# Line–sphere intersection

In analytic geometry, a line and a sphere can intersect in three ways: no intersection at all, at exactly one point, or in two points. Methods for distinguishing these cases, and determining equations for the points in the latter cases, are useful in a number of circumstances. For example, this is a common calculation to perform during ray tracing (Eberly 2006:698).
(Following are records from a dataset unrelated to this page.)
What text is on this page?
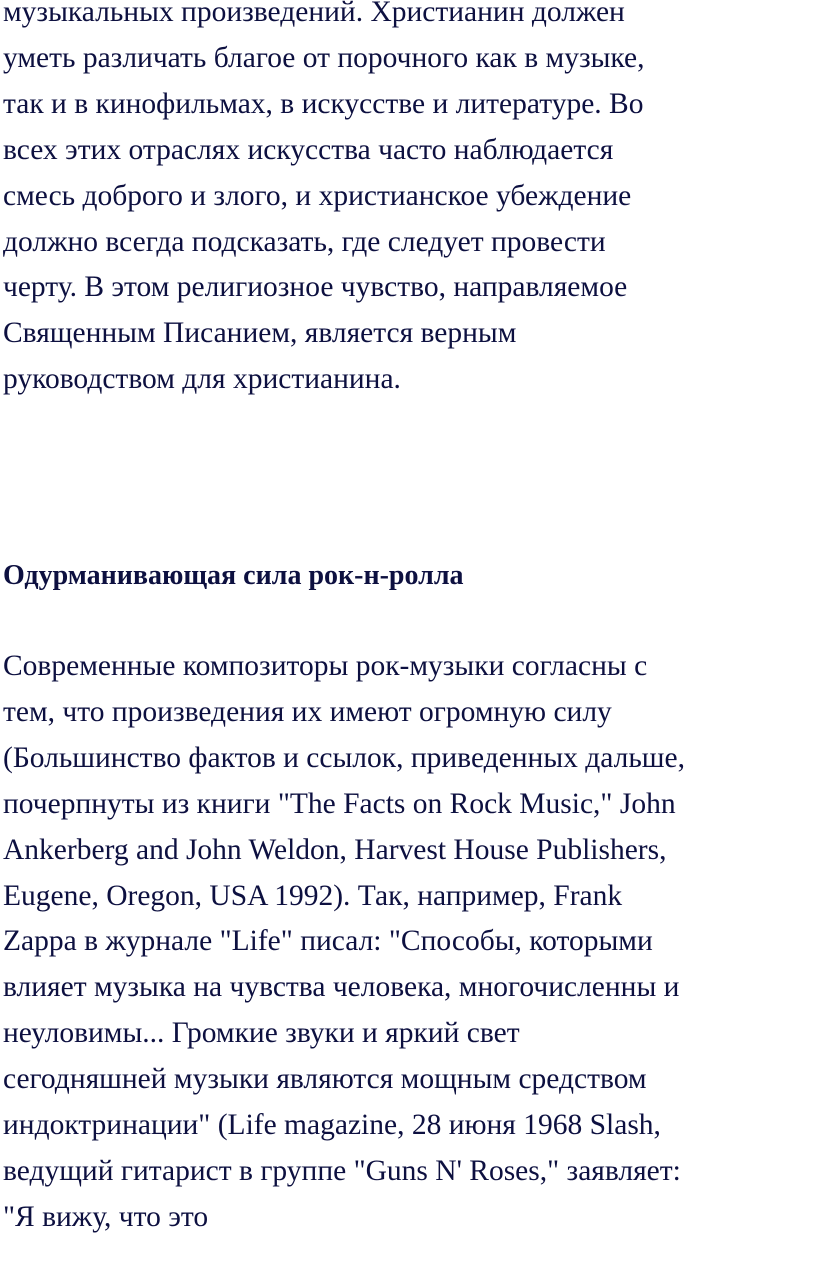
музыкальных произведений. Христианин должен
уметь различать благое от порочного как в музыке,
так и в кинофильмах, в искусстве и литературе. Во
всех этих отраслях искусства часто наблюдается
смесь доброго и злого, и христианское убеждение
должно всегда подсказать, где следует провести
черту. В этом религиозное чувство, направляемое
Священным Писанием, является верным
руководством для христианина.

Одурманивающая сила рок-н-ролла

Современные композиторы рок-музыки согласны с
тем, что произведения их имеют огромную силу
(Большинство фактов и ссылок, приведенных дальше,
почерпнуты из книги "The Facts on Rock Music," John
Ankerberg and John Weldon, Harvest House Publishers,
Eugene, Oregon, USA 1992). Так, например, Frank
Zappa в журнале "Life" писал: "Способы, которыми
влияет музыка на чувства человека, многочисленны и
неуловимы... Громкие звуки и яркий свет
сегодняшней музыки являются мощным средством
индоктринации" (Life magazine, 28 июня 1968 Slash,
ведущий гитарист в группе "Guns N' Roses," заявляет:
"Я вижу, что это
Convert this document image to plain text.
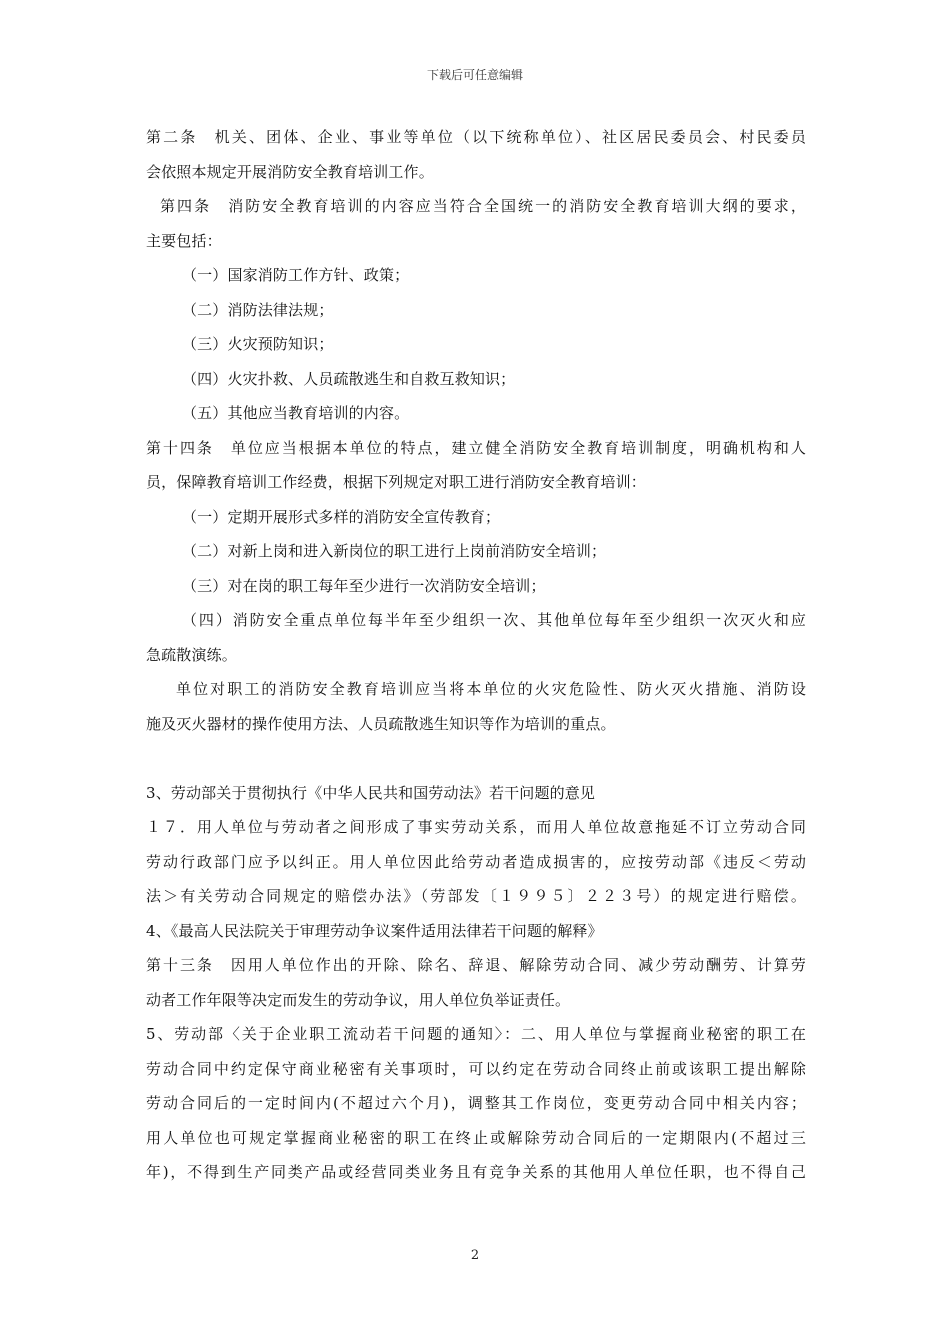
下载后可任意编辑
第二条　机关、团体、企业、事业等单位（以下统称单位）、社区居民委员会、村民委员
会依照本规定开展消防安全教育培训工作。
第四条　消防安全教育培训的内容应当符合全国统一的消防安全教育培训大纲的要求，
主要包括：
（一）国家消防工作方针、政策；
（二）消防法律法规；
（三）火灾预防知识；
（四）火灾扑救、人员疏散逃生和自救互救知识；
（五）其他应当教育培训的内容。
第十四条　单位应当根据本单位的特点，建立健全消防安全教育培训制度，明确机构和人
员，保障教育培训工作经费，根据下列规定对职工进行消防安全教育培训：
（一）定期开展形式多样的消防安全宣传教育；
（二）对新上岗和进入新岗位的职工进行上岗前消防安全培训；
（三）对在岗的职工每年至少进行一次消防安全培训；
（四）消防安全重点单位每半年至少组织一次、其他单位每年至少组织一次灭火和应
急疏散演练。
单位对职工的消防安全教育培训应当将本单位的火灾危险性、防火灭火措施、消防设
施及灭火器材的操作使用方法、人员疏散逃生知识等作为培训的重点。
3、劳动部关于贯彻执行《中华人民共和国劳动法》若干问题的意见
１７．用人单位与劳动者之间形成了事实劳动关系，而用人单位故意拖延不订立劳动合同
劳动行政部门应予以纠正。用人单位因此给劳动者造成损害的，应按劳动部《违反＜劳动
法＞有关劳动合同规定的赔偿办法》（劳部发〔１９９５〕２２３号）的规定进行赔偿。
4、《最高人民法院关于审理劳动争议案件适用法律若干问题的解释》
第十三条　因用人单位作出的开除、除名、辞退、解除劳动合同、减少劳动酬劳、计算劳
动者工作年限等决定而发生的劳动争议，用人单位负举证责任。
5、劳动部〈关于企业职工流动若干问题的通知〉：二、用人单位与掌握商业秘密的职工在
劳动合同中约定保守商业秘密有关事项时，可以约定在劳动合同终止前或该职工提出解除
劳动合同后的一定时间内(不超过六个月)，调整其工作岗位，变更劳动合同中相关内容；
用人单位也可规定掌握商业秘密的职工在终止或解除劳动合同后的一定期限内(不超过三
年)，不得到生产同类产品或经营同类业务且有竞争关系的其他用人单位任职，也不得自己
2
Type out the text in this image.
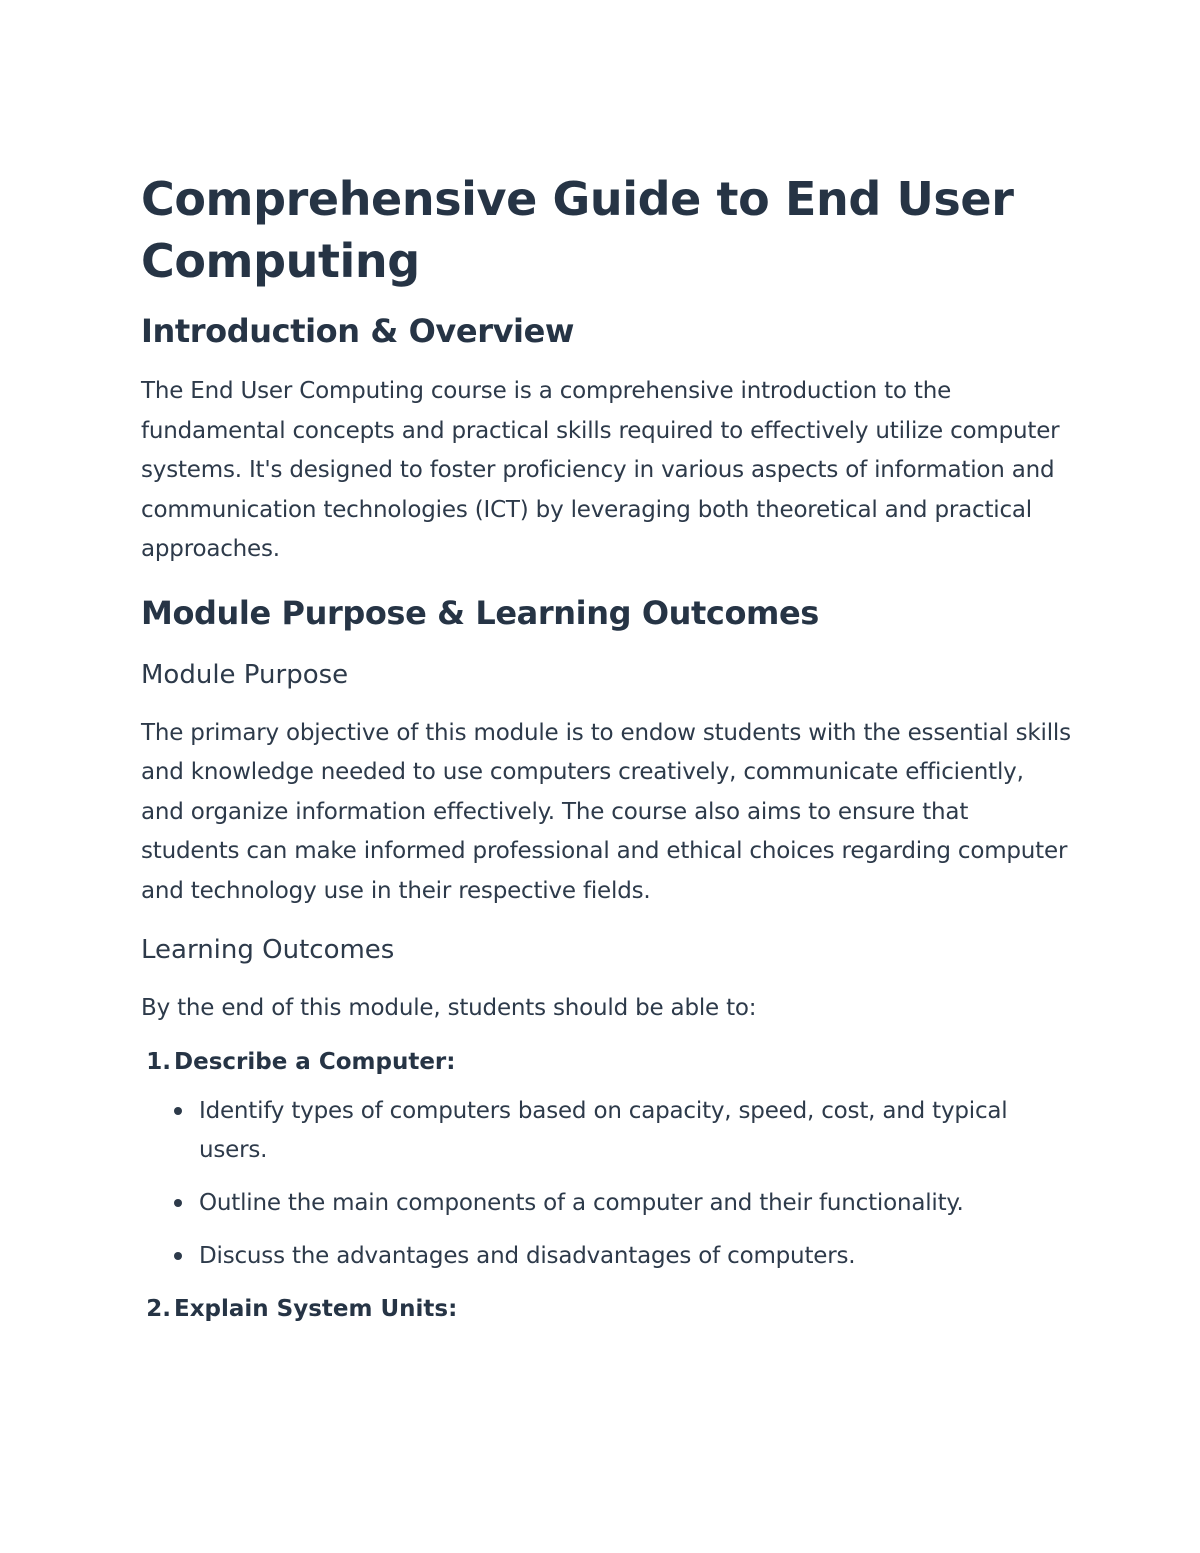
Comprehensive Guide to End User Computing
Introduction & Overview

The End User Computing course is a comprehensive introduction to the fundamental concepts and practical skills required to effectively utilize computer systems. It's designed to foster proficiency in various aspects of information and communication technologies (ICT) by leveraging both theoretical and practical approaches.

Module Purpose & Learning Outcomes
Module Purpose

The primary objective of this module is to endow students with the essential skills and knowledge needed to use computers creatively, communicate efficiently, and organize information effectively. The course also aims to ensure that students can make informed professional and ethical choices regarding computer and technology use in their respective fields.

Learning Outcomes

By the end of this module, students should be able to:

1. Describe a Computer:
Identify types of computers based on capacity, speed, cost, and typical users.
Outline the main components of a computer and their functionality.
Discuss the advantages and disadvantages of computers.
2. Explain System Units:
## Calculation using vectors in 3D

In vector notation, the equations are as follows:

Equation for a sphere

$\left\Vert \mathbf {x} -\mathbf {c} \right\Vert ^{2}=r^{2}$ • $\mathbf {c}$ - center point
• $r$ - radius
• $\mathbf {x}$ - points on the sphere

Equation for a line starting at $\mathbf {o}$ $\mathbf {x} =\mathbf {o} +d\mathbf {l}$ • $d$ - distance along line from starting point
• $\mathbf {l}$ - direction of line (a unit vector)
• $\mathbf {o}$ - origin of the line
• $\mathbf {x}$ - points on the line

Searching for points that are on the line and on the sphere means combining the equations and solving for $d$ , involving the dot product of vectors:

Equations combined
$\left\Vert \mathbf {o} +d\mathbf {l} -\mathbf {c} \right\Vert ^{2}=r^{2}\Leftrightarrow (\mathbf {o} +d\mathbf {l} -\mathbf {c} )\cdot (\mathbf {o} +d\mathbf {l} -\mathbf {c} )=r^{2}$ Expanded
$d^{2}(\mathbf {l} \cdot \mathbf {l} )+2d(\mathbf {l} \cdot (\mathbf {o} -\mathbf {c} ))+(\mathbf {o} -\mathbf {c} )\cdot (\mathbf {o} -\mathbf {c} )=r^{2}$ Rearranged
$d^{2}(\mathbf {l} \cdot \mathbf {l} )+2d(\mathbf {l} \cdot (\mathbf {o} -\mathbf {c} ))+(\mathbf {o} -\mathbf {c} )\cdot (\mathbf {o} -\mathbf {c} )-r^{2}=0$ The form of a quadratic formula is now observable. (This quadratic equation is an example of Joachimsthal's Equation .)
$ad^{2}+bd+c=0$ where
• $a=\mathbf {l} \cdot \mathbf {l} =\left\Vert \mathbf {l} \right\Vert ^{2}$ • $b=2(\mathbf {l} \cdot (\mathbf {o} -\mathbf {c} ))$ • $c=(\mathbf {o} -\mathbf {c} )\cdot (\mathbf {o} -\mathbf {c} )-r^{2}=\left\Vert \mathbf {o} -\mathbf {c} \right\Vert ^{2}-r^{2}$ Simplified
$d={\frac {-2(\mathbf {l} \cdot (\mathbf {o} -\mathbf {c} ))\pm {\sqrt {(2(\mathbf {l} \cdot (\mathbf {o} -\mathbf {c} )))^{2}-4\left\Vert \mathbf {l} \right\Vert ^{2}(\left\Vert \mathbf {o} -\mathbf {c} \right\Vert ^{2}-r^{2})}}}{2\left\Vert \mathbf {l} \right\Vert ^{2}}}$ Note that $\mathbf {l}$ is a unit vector, and thus $\left\Vert \mathbf {l} \right\Vert ^{2}=1$ . Thus, we can simplify this further to
$d=-(\mathbf {l} \cdot (\mathbf {o} -\mathbf {c} ))\pm {\sqrt {(\mathbf {l} \cdot (\mathbf {o} -\mathbf {c} ))^{2}-(\left\Vert \mathbf {o} -\mathbf {c} \right\Vert ^{2}-r^{2})}}$ • If the value under the square-root ($(\mathbf {l} \cdot (\mathbf {o} -\mathbf {c} ))^{2}-(\left\Vert \mathbf {o} -\mathbf {c} \right\Vert ^{2}-r^{2})$ ) is less than zero, then it is clear that no solutions exist, i.e. the line does not intersect the sphere (case 1).
• If it is zero, then exactly one solution exists, i.e. the line just touches the sphere in one point (case 2).
• If it is greater than zero, two solutions exist, and thus the line touches the sphere in two points (case 3).